The Bush administration tried to strip whistleblower protections for employees in the Homeland Security Act in November 2002. The administration argued it needed to keep whistleblowers from revealing national security information. The secretary of the Department of Homeland Security should be able to withdraw whistleblower protections, including security clearances. The administration dropped this proposal after several senators attacked it.

“I think there’s a certain amount of arrogance about departments that think they have to be protected against whistleblowers,” Grassley was reported as saying in a June 27 New York Times article.

Since 1978, federal employees who had a “reasonable belief” that serious government misconduct was taking place and came forward with this information were protected from government retaliation, first under the Civil Service Reform Act of 1978 and then under the Whistleblower Protection Act of 1989.

But a 1999 U.S. Court of Appeals (Federal Circuit) decision changed this standard. In White v.

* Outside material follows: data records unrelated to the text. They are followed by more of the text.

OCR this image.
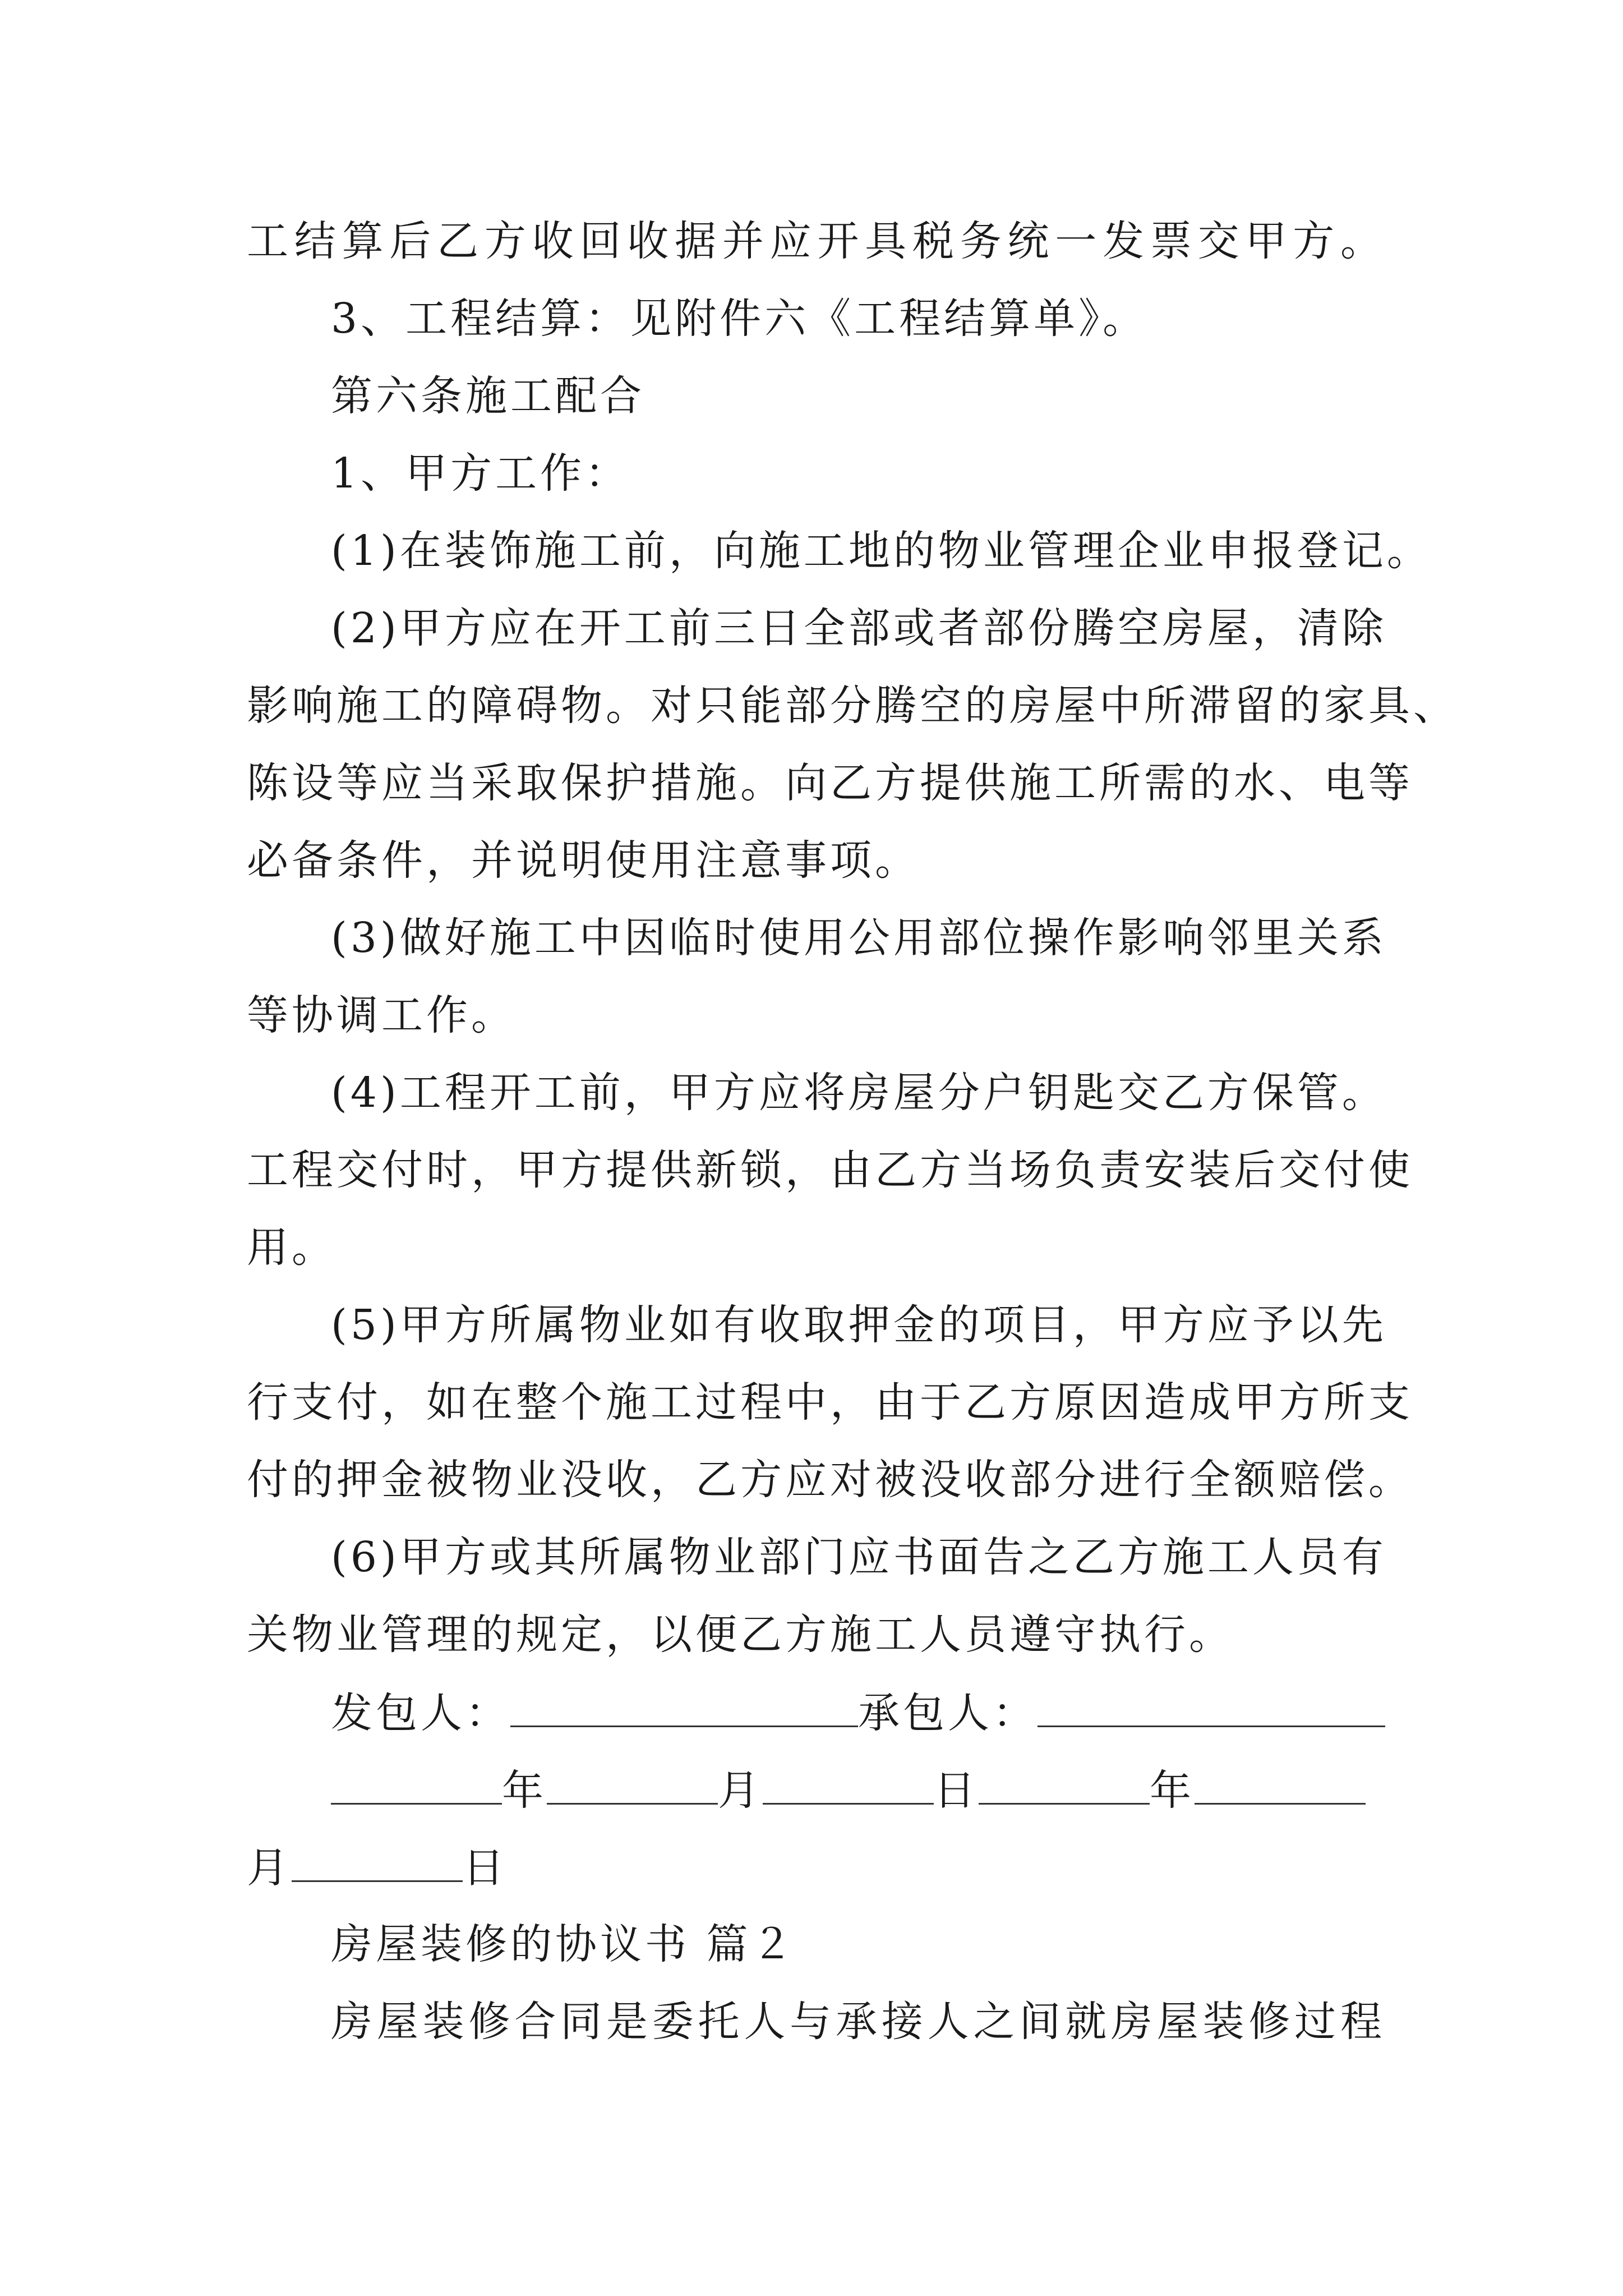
工结算后乙方收回收据并应开具税务统一发票交甲方。
3、工程结算：见附件六《工程结算单》。
第六条施工配合
1、甲方工作：
(1)在装饰施工前，向施工地的物业管理企业申报登记。
(2)甲方应在开工前三日全部或者部份腾空房屋，清除
影响施工的障碍物。对只能部分腾空的房屋中所滞留的家具、
陈设等应当采取保护措施。向乙方提供施工所需的水、电等
必备条件，并说明使用注意事项。
(3)做好施工中因临时使用公用部位操作影响邻里关系
等协调工作。
(4)工程开工前，甲方应将房屋分户钥匙交乙方保管。
工程交付时，甲方提供新锁，由乙方当场负责安装后交付使
用。
(5)甲方所属物业如有收取押金的项目，甲方应予以先
行支付，如在整个施工过程中，由于乙方原因造成甲方所支
付的押金被物业没收，乙方应对被没收部分进行全额赔偿。
(6)甲方或其所属物业部门应书面告之乙方施工人员有
关物业管理的规定，以便乙方施工人员遵守执行。
发包人：	承包人：
年	月	日	年
月	日
房屋装修的协议书 篇２
房屋装修合同是委托人与承接人之间就房屋装修过程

Lachance, the court ruled that a whistleblower did not merit protection under the Whistleblower Protection Act, despite the fact that an Air Force employee, backed by his coworkers, reasonably believed that his disclosures exposed gross government mismanagement.

Employees who go public with their allegations must instead have indisputable evidence that the government is acting wrongly. The government is presumed to be acting “correctly, fairly and in good faith,” according to the court.

With this standard, the court made it difficult for whistleblowers to win their cases.

“The odds for winning a case under this onerous standard is like winning the Powerball,” Devine said.

Because the Federal Circuit, which currently has jurisdiction over all whistleblower cases, has been so unfriendly, current Senate draft legislation would allow plaintiffs to take their cases to other appellate courts. The Federal Circuit was set up in 1982 to have exclusive jurisdiction over certain legal issues, such as customs, federal claims, and other administrative topics, including the whistleblower law. The jurisdiction of all other federal appellate courts is defined geographically, not by issue.